Face à ces défis, quelles perspectives ?
7La recherche, au même titre que d’autres activités de gestion, doit être considérée comme une fonction essentielle dans nos systèmes de santé ; de ce point de vue, plusieurs expériences sont en cours. Il faut les poursuivre, sans relâche, jusqu’à ce qu’une véritable culture d’utilisation d’interventions d’efficacité prouvée soit définitivement ancrée dans les mœurs.
8La synergie d’action dans le domaine de la recherche ne pourra être obtenue qu’à travers des organisations ayant des mandats pour jouer le rôle de liant entre les différentes institutions de recherche au niveau africain, dans ses différentes sous régions. L’Organisation Ouest Africaine de la Santé (OOAS) est en train de réaliser des efforts louables dans ce domaine.

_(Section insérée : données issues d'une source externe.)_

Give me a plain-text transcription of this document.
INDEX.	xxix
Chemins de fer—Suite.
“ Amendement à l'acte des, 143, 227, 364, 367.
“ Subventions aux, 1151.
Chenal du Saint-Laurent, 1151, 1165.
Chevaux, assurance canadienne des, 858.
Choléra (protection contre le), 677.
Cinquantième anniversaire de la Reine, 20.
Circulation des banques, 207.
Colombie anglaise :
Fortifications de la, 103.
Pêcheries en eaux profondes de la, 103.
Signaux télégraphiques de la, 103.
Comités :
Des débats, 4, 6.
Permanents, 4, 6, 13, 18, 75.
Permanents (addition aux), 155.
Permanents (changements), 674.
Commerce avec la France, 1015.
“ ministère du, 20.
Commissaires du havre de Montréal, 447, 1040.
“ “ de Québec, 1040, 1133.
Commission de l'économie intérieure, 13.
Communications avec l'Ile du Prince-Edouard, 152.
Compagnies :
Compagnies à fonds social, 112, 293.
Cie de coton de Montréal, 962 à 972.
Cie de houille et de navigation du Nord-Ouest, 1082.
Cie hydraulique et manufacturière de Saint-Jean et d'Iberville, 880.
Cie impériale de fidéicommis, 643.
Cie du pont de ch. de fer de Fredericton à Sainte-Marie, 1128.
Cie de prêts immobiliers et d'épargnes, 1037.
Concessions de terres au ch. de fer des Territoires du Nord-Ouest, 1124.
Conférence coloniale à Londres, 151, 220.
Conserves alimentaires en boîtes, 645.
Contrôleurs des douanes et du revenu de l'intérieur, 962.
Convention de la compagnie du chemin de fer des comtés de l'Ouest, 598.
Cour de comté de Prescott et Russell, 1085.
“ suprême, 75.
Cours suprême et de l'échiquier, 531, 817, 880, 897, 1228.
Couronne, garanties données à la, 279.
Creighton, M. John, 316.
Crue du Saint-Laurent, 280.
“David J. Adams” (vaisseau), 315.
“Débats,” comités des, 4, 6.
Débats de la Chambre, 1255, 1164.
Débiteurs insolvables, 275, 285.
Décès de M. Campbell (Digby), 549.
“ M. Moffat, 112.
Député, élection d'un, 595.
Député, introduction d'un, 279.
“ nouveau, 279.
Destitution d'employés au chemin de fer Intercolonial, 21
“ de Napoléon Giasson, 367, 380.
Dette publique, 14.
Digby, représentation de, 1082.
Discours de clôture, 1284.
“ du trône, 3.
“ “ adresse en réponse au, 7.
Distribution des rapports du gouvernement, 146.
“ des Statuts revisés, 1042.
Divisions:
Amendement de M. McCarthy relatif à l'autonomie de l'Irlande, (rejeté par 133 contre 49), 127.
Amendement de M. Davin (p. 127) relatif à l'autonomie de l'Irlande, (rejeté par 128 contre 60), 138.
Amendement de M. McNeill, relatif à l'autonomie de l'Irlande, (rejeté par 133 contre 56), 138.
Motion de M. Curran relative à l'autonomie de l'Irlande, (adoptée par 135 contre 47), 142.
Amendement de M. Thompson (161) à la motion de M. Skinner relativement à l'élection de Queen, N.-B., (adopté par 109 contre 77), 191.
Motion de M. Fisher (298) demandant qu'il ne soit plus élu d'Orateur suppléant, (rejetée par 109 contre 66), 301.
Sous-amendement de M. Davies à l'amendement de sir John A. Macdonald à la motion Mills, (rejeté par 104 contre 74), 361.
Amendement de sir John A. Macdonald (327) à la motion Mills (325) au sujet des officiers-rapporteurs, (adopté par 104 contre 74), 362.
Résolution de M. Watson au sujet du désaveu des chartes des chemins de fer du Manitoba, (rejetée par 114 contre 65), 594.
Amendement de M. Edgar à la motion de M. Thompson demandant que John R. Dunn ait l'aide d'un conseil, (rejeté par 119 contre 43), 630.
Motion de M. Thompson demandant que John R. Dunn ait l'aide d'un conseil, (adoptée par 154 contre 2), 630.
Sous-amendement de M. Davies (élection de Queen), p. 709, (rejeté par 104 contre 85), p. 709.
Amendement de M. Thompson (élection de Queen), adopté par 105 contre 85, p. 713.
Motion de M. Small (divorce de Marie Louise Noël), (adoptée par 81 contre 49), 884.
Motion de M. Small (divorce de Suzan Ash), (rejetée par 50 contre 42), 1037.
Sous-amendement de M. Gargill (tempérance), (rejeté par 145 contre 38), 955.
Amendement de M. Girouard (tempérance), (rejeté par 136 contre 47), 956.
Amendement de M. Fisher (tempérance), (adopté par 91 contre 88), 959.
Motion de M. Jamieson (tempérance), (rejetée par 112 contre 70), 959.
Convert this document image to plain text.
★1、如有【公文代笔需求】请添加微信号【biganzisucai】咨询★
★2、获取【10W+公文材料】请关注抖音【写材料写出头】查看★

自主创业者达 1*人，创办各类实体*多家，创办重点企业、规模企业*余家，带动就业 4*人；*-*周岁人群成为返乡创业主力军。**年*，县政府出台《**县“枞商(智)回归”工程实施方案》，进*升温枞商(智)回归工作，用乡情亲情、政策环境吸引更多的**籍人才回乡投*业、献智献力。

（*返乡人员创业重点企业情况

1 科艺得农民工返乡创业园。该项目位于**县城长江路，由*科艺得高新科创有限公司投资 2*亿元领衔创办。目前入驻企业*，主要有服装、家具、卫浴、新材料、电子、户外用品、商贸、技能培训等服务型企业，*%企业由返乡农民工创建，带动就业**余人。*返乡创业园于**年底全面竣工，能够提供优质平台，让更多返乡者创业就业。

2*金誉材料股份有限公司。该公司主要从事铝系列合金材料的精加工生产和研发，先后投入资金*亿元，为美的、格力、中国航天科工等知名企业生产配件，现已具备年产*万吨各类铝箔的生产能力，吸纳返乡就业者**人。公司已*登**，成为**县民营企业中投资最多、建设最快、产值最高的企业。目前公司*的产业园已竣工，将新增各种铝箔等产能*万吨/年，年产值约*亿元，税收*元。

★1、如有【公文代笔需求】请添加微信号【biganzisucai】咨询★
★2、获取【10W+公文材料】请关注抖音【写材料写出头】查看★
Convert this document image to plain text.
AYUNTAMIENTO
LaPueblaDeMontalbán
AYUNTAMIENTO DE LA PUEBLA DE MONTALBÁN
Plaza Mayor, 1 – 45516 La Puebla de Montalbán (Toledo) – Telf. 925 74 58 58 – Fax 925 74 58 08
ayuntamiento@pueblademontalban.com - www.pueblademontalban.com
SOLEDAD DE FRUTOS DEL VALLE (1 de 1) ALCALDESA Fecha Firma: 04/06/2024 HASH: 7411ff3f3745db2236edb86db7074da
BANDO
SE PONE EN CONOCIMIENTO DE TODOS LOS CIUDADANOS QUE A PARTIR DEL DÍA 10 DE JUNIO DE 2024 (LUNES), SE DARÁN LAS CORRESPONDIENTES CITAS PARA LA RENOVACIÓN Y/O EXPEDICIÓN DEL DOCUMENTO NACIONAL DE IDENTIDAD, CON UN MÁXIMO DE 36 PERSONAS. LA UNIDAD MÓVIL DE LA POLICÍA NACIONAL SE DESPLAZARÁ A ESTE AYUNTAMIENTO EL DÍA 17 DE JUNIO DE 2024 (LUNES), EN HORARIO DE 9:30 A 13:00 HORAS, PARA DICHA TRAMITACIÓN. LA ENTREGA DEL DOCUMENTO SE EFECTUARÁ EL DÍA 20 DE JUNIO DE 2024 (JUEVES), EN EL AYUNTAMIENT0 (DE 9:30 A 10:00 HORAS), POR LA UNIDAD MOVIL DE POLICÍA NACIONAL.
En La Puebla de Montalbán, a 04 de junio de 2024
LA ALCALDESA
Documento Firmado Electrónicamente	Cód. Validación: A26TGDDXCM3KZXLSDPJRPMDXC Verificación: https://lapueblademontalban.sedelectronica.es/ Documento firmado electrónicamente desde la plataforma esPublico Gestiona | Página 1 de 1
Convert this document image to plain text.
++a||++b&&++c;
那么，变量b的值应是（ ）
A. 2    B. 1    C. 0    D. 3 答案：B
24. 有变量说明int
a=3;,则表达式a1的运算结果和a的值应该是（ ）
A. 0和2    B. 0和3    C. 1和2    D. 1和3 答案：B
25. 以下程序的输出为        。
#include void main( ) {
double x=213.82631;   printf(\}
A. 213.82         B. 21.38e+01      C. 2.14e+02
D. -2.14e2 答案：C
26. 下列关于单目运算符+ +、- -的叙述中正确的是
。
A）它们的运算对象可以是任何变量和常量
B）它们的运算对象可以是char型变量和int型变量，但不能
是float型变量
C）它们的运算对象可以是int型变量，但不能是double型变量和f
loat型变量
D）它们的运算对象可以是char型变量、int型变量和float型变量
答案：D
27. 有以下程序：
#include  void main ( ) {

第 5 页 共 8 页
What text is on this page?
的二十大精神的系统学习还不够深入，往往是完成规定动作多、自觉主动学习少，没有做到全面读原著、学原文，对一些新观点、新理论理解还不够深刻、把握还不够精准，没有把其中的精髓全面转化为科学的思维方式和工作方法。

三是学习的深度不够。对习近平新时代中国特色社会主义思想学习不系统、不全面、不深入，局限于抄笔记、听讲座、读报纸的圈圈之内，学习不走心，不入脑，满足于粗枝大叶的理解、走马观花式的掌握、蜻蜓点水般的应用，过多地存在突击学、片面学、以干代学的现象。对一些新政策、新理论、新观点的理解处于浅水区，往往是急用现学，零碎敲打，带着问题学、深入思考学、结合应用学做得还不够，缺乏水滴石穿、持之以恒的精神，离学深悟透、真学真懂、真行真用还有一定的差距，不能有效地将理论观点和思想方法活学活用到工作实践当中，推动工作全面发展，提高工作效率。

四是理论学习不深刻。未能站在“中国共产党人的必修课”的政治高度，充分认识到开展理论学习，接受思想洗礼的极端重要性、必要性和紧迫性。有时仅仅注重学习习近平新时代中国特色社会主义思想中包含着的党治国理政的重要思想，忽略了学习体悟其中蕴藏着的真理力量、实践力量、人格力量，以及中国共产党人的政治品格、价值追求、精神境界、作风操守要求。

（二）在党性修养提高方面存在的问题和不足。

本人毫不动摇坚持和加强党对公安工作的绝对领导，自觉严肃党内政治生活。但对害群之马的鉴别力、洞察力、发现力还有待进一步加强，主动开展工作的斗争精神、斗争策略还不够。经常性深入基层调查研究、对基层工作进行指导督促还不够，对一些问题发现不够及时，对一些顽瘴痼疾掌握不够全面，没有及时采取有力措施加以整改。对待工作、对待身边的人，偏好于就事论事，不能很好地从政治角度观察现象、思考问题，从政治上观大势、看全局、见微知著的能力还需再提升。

9S’agissant des liens entre la recherche et la décision, l’idée de la création, au niveau pays, d’une « plateforme d’action concertée entre chercheurs, décideurs et société civile dans la formulation des priorités et des actions de recherche », défendue par CODESRIA [2] semble intéressante. Cette plateforme pourrait aider, entre autres, à surmonter les méfiances entre décideurs et chercheurs.
10Pour ce qui est de la formation des chercheurs, la solution nous semble être de promouvoir une formation diplômante interafricaine en méthodologie de la recherche, pouvant être donnée à distance, sur deux semestres, à laquelle tout chercheur labellisé comme tel par nos instances internationales ou nationales de décision, serait astreint. Cette formation comprendrait au minimum, dans une composition harmonieuse, les différentes disciplines suivantes : bio-statistiques, épidémiologie, anthropologie, sociologie, bioéthique, gestion informatique de bases de données quantitatives et qualitatives. Une fois les contenus et crédits de cette formation convenus, celle-ci pourrait être offerte en plusieurs langues, et dans toutes les universités du continent.
11C’est à ce prix que nous pourrons partager, dans des revues comme celle-ci, des résultats de recherche de qualité et utiles aux décideurs.